” The creatures outside looked from pig to
man, and from man to pig, and from pig to man again: but already it was impossible to say which was which. George Orwell: Animal Farm (1945) A potential treatment for haemophilia GPCR Compound Library was first identified in 1937 when a component of human plasma called ‘antihaemophilic globulin’ was described [1]. Although blood transfusion was routine at that time, the separation of plasma from donated whole blood on the large scale required to permit commercial fractionation only became a reality in the 1970s. Biggs, Macfarlane and Bidwell in Oxford estimated that every haemophilic patient would need the plasma from 1000 donors each year for the production of enough material for maintenance treatment. In recognition of the fact that this was ‘wildly impractical’, the group pursued the development of antihaemophilic globulin derived from animals as a potential treatment [2]. The first material purified was bovine factor VIII, extracted from plasma collected from animals sent to an abattoir for slaughter [3,4]. Approximately 3–4 L were obtained from each animal and the globulin
was purified by fractionation in the presence of potassium phosphate and sodium citrate. Early reports were encouraging, but it soon became apparent that repeated treatment with LBH589 mouse this product was frequently complicated by severe allergic reactions and thrombocytopenia.
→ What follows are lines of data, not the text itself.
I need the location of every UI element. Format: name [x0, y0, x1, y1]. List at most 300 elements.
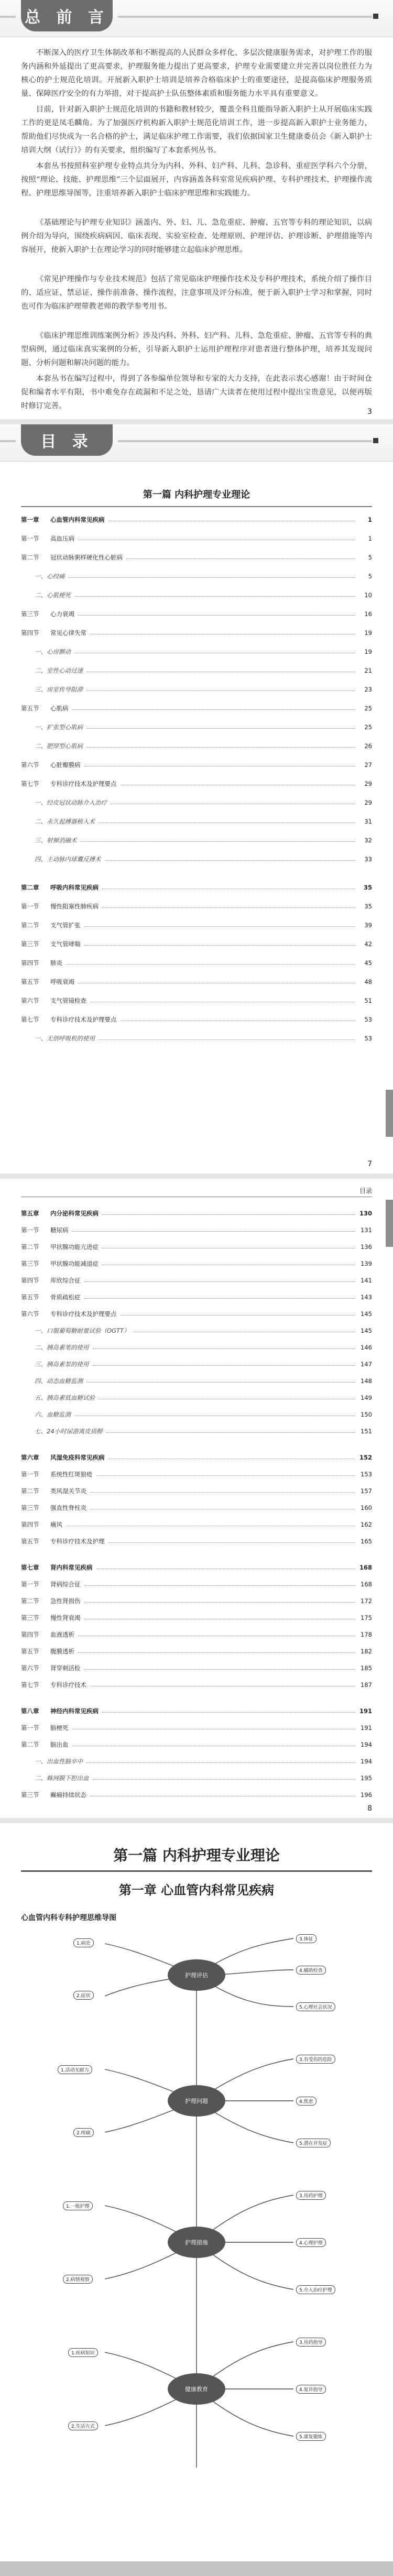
banner-square-icon [373, 14, 378, 19]
toc-entry-label: 第五节 [21, 1647, 39, 1655]
toc-entry-label: 第二节 [21, 553, 39, 561]
toc-entry[interactable] [21, 590, 372, 600]
mindmap-label: 2.生活方式 [68, 2421, 98, 2430]
preface-page [0, 0, 393, 419]
toc-entry-label: 第六节 [21, 996, 39, 1004]
toc-entry-page: 32 [364, 836, 372, 844]
toc-entry-title: 一、心房颤动 [21, 648, 73, 656]
toc-entry[interactable] [21, 1242, 372, 1252]
toc-entry-title: 四、动态血糖监测 [21, 1377, 85, 1385]
toc-entry[interactable] [21, 1208, 372, 1218]
mindmap-label: 5.介入治疗护理 [296, 2285, 335, 2294]
toc-leader-dots [86, 728, 355, 729]
toc-entry[interactable] [21, 977, 372, 986]
toc-entry[interactable] [21, 1536, 372, 1546]
toc-entry-title: 第二节 支气管扩张 [21, 921, 83, 929]
toc-entry[interactable] [21, 514, 372, 524]
toc-entry[interactable] [21, 1033, 372, 1043]
toc-entry[interactable] [21, 1258, 372, 1268]
toc-leader-dots [105, 860, 355, 861]
toc-leader-dots [121, 1315, 355, 1316]
toc-entry-title: 第一节 糖尿病 [21, 1226, 71, 1234]
toc-entry-page: 5 [368, 553, 372, 561]
page-number: 7 [367, 1160, 372, 1168]
preface-banner [0, 0, 393, 37]
toc-entry-label: 第一节 [21, 1226, 39, 1234]
toc-entry[interactable] [21, 1486, 372, 1496]
page-gap [0, 1818, 393, 1823]
toc-entry-label: 第四节 [21, 1520, 39, 1528]
toc-entry-page: 153 [361, 1470, 372, 1478]
toc-entry-page: 141 [361, 1276, 372, 1284]
toc-entry[interactable] [21, 1706, 372, 1716]
toc-entry[interactable] [21, 1723, 372, 1733]
toc-entry[interactable] [21, 1739, 372, 1749]
toc-entry-label: 第五章 [21, 1209, 39, 1217]
toc-leader-dots [96, 1475, 355, 1476]
toc-entry-title: 第四节 常见心律失常 [21, 629, 89, 637]
toc-entry-title: 二、胰岛素笔的使用 [21, 1343, 91, 1352]
toc-entry[interactable] [21, 1014, 372, 1024]
toc-entry[interactable] [21, 760, 372, 770]
toc-entry-title: 一、无创呼吸机的使用 [21, 1034, 97, 1043]
toc-entry-page: 53 [364, 1015, 372, 1023]
toc-entry-page: 165 [361, 1537, 372, 1545]
toc-entry[interactable] [21, 722, 372, 732]
toc-entry-title: 第三节 慢性肾衰竭 [21, 1614, 83, 1622]
toc-entry[interactable] [21, 835, 372, 845]
toc-leader-dots [78, 615, 355, 616]
toc-entry-page: 25 [364, 723, 372, 731]
toc-entry[interactable] [21, 816, 372, 826]
toc-entry[interactable] [21, 1680, 372, 1690]
toc-entry-page: 185 [361, 1664, 372, 1672]
toc-entry[interactable] [21, 609, 372, 619]
toc-leader-dots [84, 926, 355, 927]
toc-entry-title: 第七章 肾内科常见疾病 [21, 1563, 95, 1572]
toc-entry-title: 第三节 强直性脊柱炎 [21, 1504, 89, 1512]
toc-entry-label: 第八章 [21, 1707, 39, 1715]
toc-entry-title: 第三节 心力衰竭 [21, 610, 77, 618]
toc-entry-title: 第二章 呼吸内科常见疾病 [21, 883, 101, 892]
toc-entry[interactable] [21, 1342, 372, 1352]
toc-entry-title: 第一节 脑梗死 [21, 1724, 71, 1732]
toc-leader-dots [72, 1231, 355, 1232]
mindmap-label: 2.症状 [73, 1991, 94, 2000]
mindmap-label: 5.康复锻炼 [296, 2432, 326, 2441]
toc-entry-title: 一、心绞痛 [21, 572, 67, 580]
toc-entry-page: 143 [361, 1293, 372, 1301]
toc-entry[interactable] [21, 1359, 372, 1369]
toc-leader-dots [69, 577, 355, 578]
toc-entry[interactable] [21, 882, 372, 892]
toc-entry[interactable] [21, 1325, 372, 1335]
preface-title: 总 前 言 [21, 0, 113, 31]
toc-entry[interactable] [21, 1629, 372, 1639]
toc-entry-page: 131 [361, 1226, 372, 1234]
toc-leader-dots [108, 1542, 355, 1543]
toc-entry-page: 139 [361, 1259, 372, 1267]
toc-entry-title: 第五节 专科诊疗技术及护理 [21, 1537, 107, 1545]
toc-entry-label: 第三节 [21, 1791, 39, 1799]
toc-entry[interactable] [21, 1579, 372, 1589]
toc-entry-page: 194 [361, 1757, 372, 1765]
toc-entry-label: 第二节 [21, 1597, 39, 1605]
toc-entry-page: 39 [364, 921, 372, 929]
toc-entry[interactable] [21, 1225, 372, 1235]
toc-entry[interactable] [21, 797, 372, 807]
toc-entry[interactable] [21, 1292, 372, 1302]
toc-entry[interactable] [21, 854, 372, 864]
toc-entry-page: 1 [367, 516, 372, 523]
toc-entry-page: 45 [364, 959, 372, 967]
side-tab [386, 1090, 393, 1137]
toc-entry-title: 第一节 高血压病 [21, 534, 77, 543]
banner-square-icon [373, 438, 378, 443]
toc-leader-dots [126, 558, 355, 559]
toc-entry-page: 157 [361, 1487, 372, 1495]
toc-entry[interactable] [21, 1613, 372, 1623]
toc-entry-page: 27 [364, 761, 372, 769]
toc-entry[interactable] [21, 741, 372, 751]
toc-entry-page: 10 [364, 591, 372, 599]
toc-entry-title: 第一节 肾病综合征 [21, 1580, 83, 1588]
toc-entry-page: 5 [368, 572, 372, 580]
part-title: 第一篇 内科护理专业理论 [113, 1847, 280, 1864]
toc-leader-dots [84, 1602, 355, 1603]
toc-entry[interactable] [21, 1376, 372, 1386]
toc-page-continued [0, 1179, 393, 1818]
toc-entry-label: 第五节 [21, 704, 39, 712]
toc-entry-page: 195 [361, 1774, 372, 1782]
toc-entry-title: 第六节 专科诊疗技术及护理要点 [21, 1310, 119, 1318]
mindmap-node-measures: 护理措施 [168, 2227, 225, 2258]
toc-rule [21, 506, 372, 507]
mindmap-label: 2.病情观察 [63, 2275, 93, 2284]
mindmap-label: 1.活动无耐力 [58, 2065, 92, 2074]
toc-leader-dots [99, 1039, 355, 1040]
page-gap [0, 1174, 393, 1179]
toc-entry[interactable] [21, 533, 372, 543]
mindmap-label: 3.用药护理 [296, 2191, 326, 2200]
mindmap-node-problems: 护理问题 [168, 2085, 225, 2117]
mindmap-label: 4.复诊指导 [296, 2385, 326, 2394]
toc-entry-label: 第七节 [21, 1015, 39, 1023]
toc-entry-title: 第六章 风湿免疫科常见疾病 [21, 1453, 107, 1462]
banner-line-left [0, 16, 16, 18]
preface-paragraph: 《临床护理思维训练案例分析》涉及内科、外科、妇产科、儿科、急危重症、肿瘤、五官等专科的典型病例，通过临床真实案例的分析，引导新入职护士运用护理程序对患者进行整体护理，培养其发现问题、分析问题和解决问题的能力。 [21, 332, 372, 367]
toc-entry-title: 三、射频消融术 [21, 836, 79, 845]
mindmap-node-assessment: 护理评估 [168, 1959, 225, 1991]
toc-entry[interactable] [21, 1503, 372, 1512]
toc-entry[interactable] [21, 1596, 372, 1606]
running-header: 目录 [359, 1187, 372, 1194]
toc-entry-title: 第七节 专科诊疗技术及护理要点 [21, 1015, 119, 1024]
toc-entry[interactable] [21, 779, 372, 788]
toc-entry-title: 第一节 慢性阻塞性肺疾病 [21, 902, 101, 911]
toc-entry-label: 第二节 [21, 1243, 39, 1251]
toc-entry-page: 152 [359, 1453, 372, 1461]
toc-entry-page: 53 [364, 1034, 372, 1042]
toc-entry-page: 196 [361, 1791, 372, 1799]
toc-entry-label: 第六节 [21, 761, 39, 769]
page-number: 3 [367, 408, 372, 416]
toc-leader-dots [86, 1762, 355, 1763]
toc-entry-page: 26 [364, 742, 372, 750]
mindmap-label: 4.辅助检查 [296, 1966, 326, 1975]
toc-entry-title: 第二节 类风湿关节炎 [21, 1487, 89, 1495]
toc-entry-label: 第三节 [21, 610, 39, 618]
toc-entry[interactable] [21, 901, 372, 911]
toc-entry-title: 第六节 肾穿刺活检 [21, 1664, 83, 1672]
toc-entry-page: 191 [361, 1724, 372, 1731]
toc-entry[interactable] [21, 1393, 372, 1402]
mindmap-label: 3.体征 [296, 1934, 316, 1943]
toc-entry-title: 第七节 专科诊疗技术及护理要点 [21, 780, 119, 788]
preface-paragraph: 本套丛书按照科室护理专业特点共分为内科、外科、妇产科、儿科、急诊科、重症医学科六个分册，按照“理论、技能、护理思维”三个层面展开，内容涵盖各科室常见疾病护理、专科护理技术、护理操作流程、护理思维导图等，注重培养新入职护士临床护理思维和实践能力。 [21, 162, 372, 198]
toc-leader-dots [84, 1298, 355, 1299]
toc-entry-label: 第一节 [21, 1724, 39, 1731]
toc-entry-page: 175 [361, 1614, 372, 1621]
toc-entry-title: 第五节 骨质疏松症 [21, 1293, 83, 1301]
toc-entry-label: 第一节 [21, 534, 39, 542]
toc-entry[interactable] [21, 939, 372, 949]
toc-entry[interactable] [21, 1426, 372, 1436]
toc-entry-page: 145 [361, 1310, 372, 1318]
toc-entry-title: 第五章 内分泌科常见疾病 [21, 1209, 101, 1218]
toc-entry[interactable] [21, 703, 372, 713]
toc-entry-page: 151 [361, 1427, 372, 1435]
toc-entry[interactable] [21, 1646, 372, 1656]
page-gap [0, 419, 393, 424]
toc-leader-dots [84, 1669, 355, 1670]
toc-entry-title: 第五节 腹膜透析 [21, 1647, 77, 1656]
toc-leader-dots [102, 1214, 355, 1215]
toc-entry-title: 第四节 肺炎 [21, 959, 64, 967]
toc-entry-label: 第二节 [21, 1487, 39, 1495]
toc-entry-label: 第一节 [21, 1580, 39, 1588]
toc-entry-title: 第五节 心肌病 [21, 704, 71, 712]
toc-entry-title: 第一章 心血管内科常见疾病 [21, 516, 107, 524]
toc-title: 目 录 [21, 424, 113, 456]
toc-entry-title: 第二节 脑出血 [21, 1740, 71, 1749]
toc-entry-page: 1 [368, 534, 372, 542]
toc-leader-dots [93, 1365, 355, 1366]
toc-entry-page: 31 [364, 817, 372, 825]
toc-entry[interactable] [21, 1409, 372, 1419]
toc-entry-title: 第三节 支气管哮喘 [21, 940, 83, 948]
mindmap-label: 4.焦虑 [296, 2097, 316, 2106]
toc-entry-page: 48 [364, 978, 372, 985]
toc-entry-label: 第二节 [21, 921, 39, 929]
toc-entry-page: 19 [364, 629, 372, 637]
toc-entry[interactable] [21, 1309, 372, 1319]
toc-entry-page: 149 [361, 1394, 372, 1401]
toc-entry-page: 168 [359, 1563, 372, 1571]
toc-entry[interactable] [21, 665, 372, 675]
toc-entry[interactable] [21, 552, 372, 562]
banner-line-right [118, 16, 372, 18]
toc-leader-dots [86, 1382, 355, 1383]
toc-entry-label: 第六节 [21, 1664, 39, 1672]
toc-entry-label: 第七节 [21, 780, 39, 787]
toc-entry-title: 一、经皮冠状动脉介入治疗 [21, 798, 109, 807]
toc-entry-label: 第二节 [21, 1740, 39, 1748]
toc-leader-dots [81, 841, 355, 842]
toc-entry-label: 第一节 [21, 1470, 39, 1478]
toc-entry[interactable] [21, 1519, 372, 1529]
toc-entry-title: 第三节 甲状腺功能减退症 [21, 1259, 101, 1268]
title-rule [21, 1870, 372, 1872]
toc-entry-page: 160 [361, 1504, 372, 1511]
toc-entry-page: 162 [361, 1520, 372, 1528]
toc-entry[interactable] [21, 1452, 372, 1462]
toc-entry-title: 一、出血性脑卒中 [21, 1757, 85, 1766]
toc-entry[interactable] [21, 684, 372, 694]
toc-entry-title: 第七节 专科诊疗技术 [21, 1681, 89, 1689]
toc-entry-title: 一、口服葡萄糖耐量试验（OGTT） [21, 1327, 132, 1335]
mindmap-label: 5.心理社会状况 [296, 2002, 335, 2011]
mindmap-label: 4.心理护理 [296, 2238, 326, 2247]
toc-entry[interactable] [21, 1275, 372, 1285]
banner-line-right [118, 440, 372, 442]
toc-part-title: 第一篇 内科护理专业理论 [143, 489, 250, 500]
toc-entry-page: 21 [364, 666, 372, 674]
bottom-strip [0, 2561, 393, 2576]
preface-paragraph: 《常见护理操作与专业技术规范》包括了常见临床护理操作技术及专科护理技术，系统介绍了操作目的、适应证、禁忌证、操作前准备、操作流程、注意事项及评分标准，便于新入职护士学习和掌握，同时也可作为临床护理带教老师的教学参考用书。 [21, 275, 372, 311]
toc-entry-page: 51 [364, 996, 372, 1004]
toc-leader-dots [102, 907, 355, 908]
toc-leader-dots [86, 690, 355, 691]
toc-entry[interactable] [21, 995, 372, 1005]
toc-entry-title: 第二节 急性肾损伤 [21, 1597, 83, 1605]
mindmap-node-education: 健康教育 [168, 2373, 225, 2405]
toc-entry-title: 第六节 心脏瓣膜病 [21, 761, 83, 769]
toc-entry-label: 第三节 [21, 1614, 39, 1621]
toc-entry[interactable] [21, 1756, 372, 1766]
toc-entry-label: 第六节 [21, 1310, 39, 1318]
toc-entry-page: 23 [364, 685, 372, 693]
toc-entry-title: 第四节 血液透析 [21, 1630, 77, 1639]
toc-entry-page: 187 [361, 1681, 372, 1689]
toc-entry-label: 第五节 [21, 1293, 39, 1301]
toc-leader-dots [78, 1652, 355, 1653]
toc-leader-dots [84, 1281, 355, 1282]
toc-entry-label: 第四节 [21, 1276, 39, 1284]
mindmap-label: 3.有受伤的危险 [296, 2055, 335, 2064]
toc-entry-label: 第四节 [21, 959, 39, 967]
toc-entry-page: 130 [359, 1209, 372, 1217]
toc-entry-title: 二、肥厚型心肌病 [21, 742, 85, 750]
mindmap-label: 2.疼痛 [73, 2128, 94, 2137]
mindmap-diagram [0, 1928, 393, 2504]
toc-entry-page: 191 [359, 1707, 372, 1715]
toc-entry[interactable] [21, 1469, 372, 1479]
toc-leader-dots [86, 747, 355, 748]
toc-leader-dots [84, 1585, 355, 1586]
toc-entry-page: 182 [361, 1647, 372, 1655]
toc-entry[interactable] [21, 1663, 372, 1673]
toc-entry-page: 150 [361, 1410, 372, 1418]
toc-entry-title: 六、血糖监测 [21, 1410, 73, 1419]
toc-entry-label: 第三节 [21, 1259, 39, 1267]
toc-entry-page: 178 [361, 1630, 372, 1638]
mindmap-label: 5.潜在并发症 [296, 2139, 331, 2147]
toc-leader-dots [106, 1432, 355, 1433]
toc-entry[interactable] [21, 628, 372, 638]
toc-entry-label: 第七节 [21, 1681, 39, 1689]
toc-entry-page: 172 [361, 1597, 372, 1605]
toc-leader-dots [72, 709, 355, 710]
preface-paragraph: 目前，针对新入职护士规范化培训的书籍和教材较少，覆盖全科且能指导新入职护士从开展临床实践工作的更是凤毛麟角。为了加强医疗机构新入职护士规范化培训工作，进一步提高新入职护士业务能力，帮助他们尽快成为一名合格的护士，满足临床护理工作需要，我们依据国家卫生健康委员会《新入职护士培训大纲（试行）》的有关要求，组织编写了本套系列丛书。 [21, 105, 372, 155]
toc-entry[interactable] [21, 958, 372, 968]
toc-entry-title: 二、室性心动过速 [21, 666, 85, 675]
toc-entry[interactable] [21, 646, 372, 656]
toc-entry-title: 第四节 库欣综合征 [21, 1276, 83, 1285]
toc-entry-title: 第六节 支气管镜检查 [21, 996, 89, 1005]
toc-entry-page: 25 [364, 704, 372, 712]
toc-leader-dots [93, 1779, 355, 1780]
toc-banner [0, 424, 393, 462]
toc-entry-title: 二、永久起搏器植入术 [21, 817, 97, 826]
toc-entry-title: 第四节 痛风 [21, 1520, 64, 1529]
toc-entry-title: 第二节 甲状腺功能亢进症 [21, 1243, 101, 1251]
toc-entry[interactable] [21, 1773, 372, 1783]
toc-entry-page: 35 [364, 902, 372, 910]
toc-leader-dots [74, 596, 355, 597]
toc-entry-title: 第三节 癫痫持续状态 [21, 1791, 89, 1799]
toc-entry-title: 二、心肌梗死 [21, 591, 73, 599]
toc-entry-title: 三、胰岛素泵的使用 [21, 1360, 91, 1368]
toc-leader-dots [90, 1492, 355, 1493]
preface-paragraph: 不断深入的医疗卫生体制改革和不断提高的人民群众多样化、多层次健康服务需求，对护理工作的服务内涵和外延提出了更高要求，护理服务能力提出了更高要求，护理专业需要建立并完善以岗位胜任力为核心的护士规范化培训。开展新入职护士培训是培养合格临床护士的重要途径，是提高临床护理服务质量、保障医疗安全的有力举措，对于提高护士队伍整体素质和服务能力水平具有重要意义。 [21, 49, 372, 98]
chapter-title: 第一章 心血管内科常见疾病 [118, 1883, 275, 1898]
toc-entry-page: 29 [364, 798, 372, 806]
side-tab [386, 1200, 393, 1247]
banner-line-left [0, 440, 16, 442]
toc-leader-dots [84, 945, 355, 946]
toc-entry-page: 136 [361, 1243, 372, 1251]
toc-leader-dots [102, 1712, 355, 1713]
toc-entry[interactable] [21, 1790, 372, 1800]
toc-entry-page: 168 [361, 1580, 372, 1588]
toc-entry-page: 35 [363, 883, 372, 891]
page-number: 8 [367, 1804, 372, 1813]
toc-entry-title: 第一节 系统性红斑狼疮 [21, 1470, 95, 1478]
toc-entry-page: 194 [361, 1740, 372, 1748]
toc-entry[interactable] [21, 920, 372, 930]
mindmap-label: 1.病史 [73, 1938, 94, 1947]
mindmap-label: 3.用药指导 [296, 2338, 326, 2347]
toc-entry-label: 第三节 [21, 1504, 39, 1511]
toc-entry-page: 147 [361, 1360, 372, 1368]
toc-entry-page: 145 [361, 1327, 372, 1334]
toc-entry-title: 一、扩张型心肌病 [21, 723, 85, 731]
toc-entry-page: 42 [364, 940, 372, 948]
toc-entry-label: 第五节 [21, 1537, 39, 1545]
toc-entry-page: 16 [364, 610, 372, 618]
toc-entry-label: 第五节 [21, 978, 39, 985]
toc-entry-page: 29 [364, 780, 372, 787]
toc-entry[interactable] [21, 1562, 372, 1572]
toc-entry-page: 19 [364, 648, 372, 655]
toc-page [0, 424, 393, 1174]
toc-entry-label: 第四节 [21, 1630, 39, 1638]
toc-entry-label: 第三节 [21, 940, 39, 948]
mindmap-label: 1.一般护理 [63, 2201, 93, 2210]
toc-entry[interactable] [21, 571, 372, 581]
chapter-page [0, 1823, 393, 2576]
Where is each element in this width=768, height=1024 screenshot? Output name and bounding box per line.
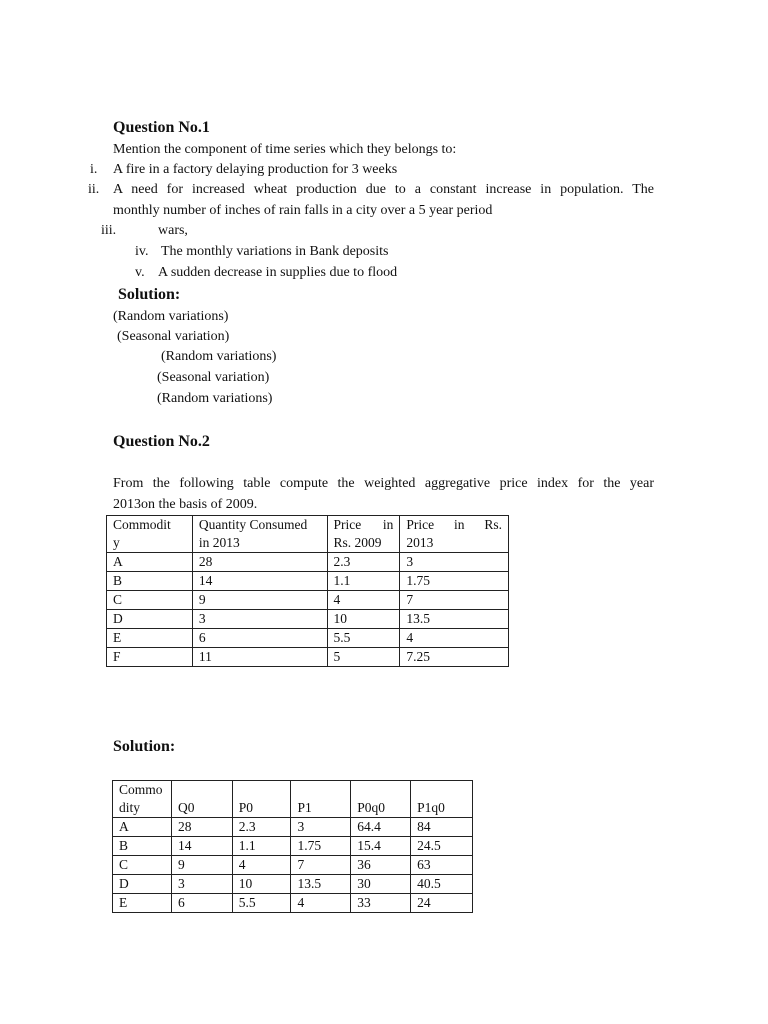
table-row xyxy=(113,894,473,913)
table-cell: 4 xyxy=(232,856,291,875)
table-header-row xyxy=(107,516,509,553)
header-cell: Price in Rs. 2013 xyxy=(400,516,509,553)
answer: (Seasonal variation) xyxy=(117,329,230,344)
solution-2-title: Solution: xyxy=(113,738,176,755)
question-2-title: Question No.2 xyxy=(113,433,210,450)
answer: (Random variations) xyxy=(157,391,273,406)
table-cell: 63 xyxy=(411,856,473,875)
header-cell: Commodit y xyxy=(107,516,193,553)
header-cell: P1q0 xyxy=(411,781,473,818)
table-cell: 10 xyxy=(327,610,400,629)
table-cell: D xyxy=(107,610,193,629)
table-cell: C xyxy=(113,856,172,875)
item-number: ii. xyxy=(88,182,100,197)
solution-1-title: Solution: xyxy=(118,286,181,303)
table-cell: B xyxy=(107,572,193,591)
table-cell: E xyxy=(107,629,193,648)
table-row xyxy=(107,553,509,572)
answer: (Random variations) xyxy=(161,349,277,364)
table-header-row xyxy=(113,781,473,818)
table-cell: 3 xyxy=(291,818,351,837)
item-text: A fire in a factory delaying production for 3 weeks xyxy=(113,162,398,177)
header-cell: P1 xyxy=(291,781,351,818)
table-cell: 2.3 xyxy=(327,553,400,572)
table-cell: 14 xyxy=(192,572,327,591)
table-row xyxy=(113,875,473,894)
table-cell: 5 xyxy=(327,648,400,667)
table-cell: 2.3 xyxy=(232,818,291,837)
item-number: v. xyxy=(135,265,145,280)
header-cell: Commo dity xyxy=(113,781,172,818)
table-cell: 9 xyxy=(171,856,232,875)
table-row xyxy=(113,837,473,856)
table-row xyxy=(107,591,509,610)
answer: (Seasonal variation) xyxy=(157,370,270,385)
table-cell: 13.5 xyxy=(291,875,351,894)
table-row xyxy=(107,610,509,629)
table-cell: 9 xyxy=(192,591,327,610)
table-row xyxy=(107,572,509,591)
table-cell: 7.25 xyxy=(400,648,509,667)
table-cell: A xyxy=(107,553,193,572)
table-cell: 13.5 xyxy=(400,610,509,629)
header-cell: P0q0 xyxy=(351,781,411,818)
question-2-intro: From the following table compute the weighted aggregative price index for the year xyxy=(113,476,654,491)
item-text-continued: monthly number of inches of rain falls in a city over a 5 year period xyxy=(113,203,493,218)
question-1-intro: Mention the component of time series which they belongs to: xyxy=(113,142,457,157)
table-row xyxy=(113,856,473,875)
table-cell: 7 xyxy=(291,856,351,875)
table-cell: 6 xyxy=(171,894,232,913)
header-cell: Quantity Consumed in 2013 xyxy=(192,516,327,553)
table-cell: 3 xyxy=(192,610,327,629)
question-1-title: Question No.1 xyxy=(113,119,210,136)
table-cell: F xyxy=(107,648,193,667)
table-cell: 4 xyxy=(400,629,509,648)
price-table xyxy=(106,515,509,667)
table-cell: 36 xyxy=(351,856,411,875)
table-cell: 1.1 xyxy=(327,572,400,591)
question-2-intro-continued: 2013on the basis of 2009. xyxy=(113,497,258,512)
table-cell: 10 xyxy=(232,875,291,894)
table-cell: 3 xyxy=(171,875,232,894)
table-cell: 28 xyxy=(192,553,327,572)
table-cell: 11 xyxy=(192,648,327,667)
table-cell: 30 xyxy=(351,875,411,894)
table-row xyxy=(107,629,509,648)
table-cell: 1.75 xyxy=(400,572,509,591)
table-cell: 1.75 xyxy=(291,837,351,856)
table-cell: C xyxy=(107,591,193,610)
table-cell: 3 xyxy=(400,553,509,572)
table-cell: 28 xyxy=(171,818,232,837)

Furthermore, patients also soon became refractory to the product, a phenomenon which was attributed to the development of alloantibodies against the bovine factor VIII protein. Porcine plasma was first used to treat a patient in 1954. The first recipient was a 22-year-old man from Norwich, who worked in a gun shop and who got shot in the loin by mistake by a customer who was trying out a rifle [2,5a]. He required surgery and was initially treated with bovine material. This was initially successful in controlling the bleeding, but soon the patient developed severe allergic reactions and the bleeding was no
longer controlled owing to the appearance of inhibitory antibodies against the bovine material. In some desperation, porcine plasma was obtained from an abattoir in the neighbouring Norfolk village on a Sunday. By Wednesday of the following week, the Oxford group had prepared an extract of porcine antihaemophilic globulin, which saved this young man’s life. Porcine antihaemophilic Ureohydrolase globulin turned out to be generally better tolerated than bovine material, although allergic reactions and resistance caused by antibody formation were still a problem after repeated infusions. A lyophilized concentrate of porcine antihaemophilic globulin was subsequently manufactured by S. Maw and Sons Ltd of north London [Fig. 1] and remained in use in the late 1950s and early 1960s. It must be emphasized that porcine and bovine preparations were initially used to treat all patients with haemophilia A, and not just those who had developed inhibitors to factor VIII.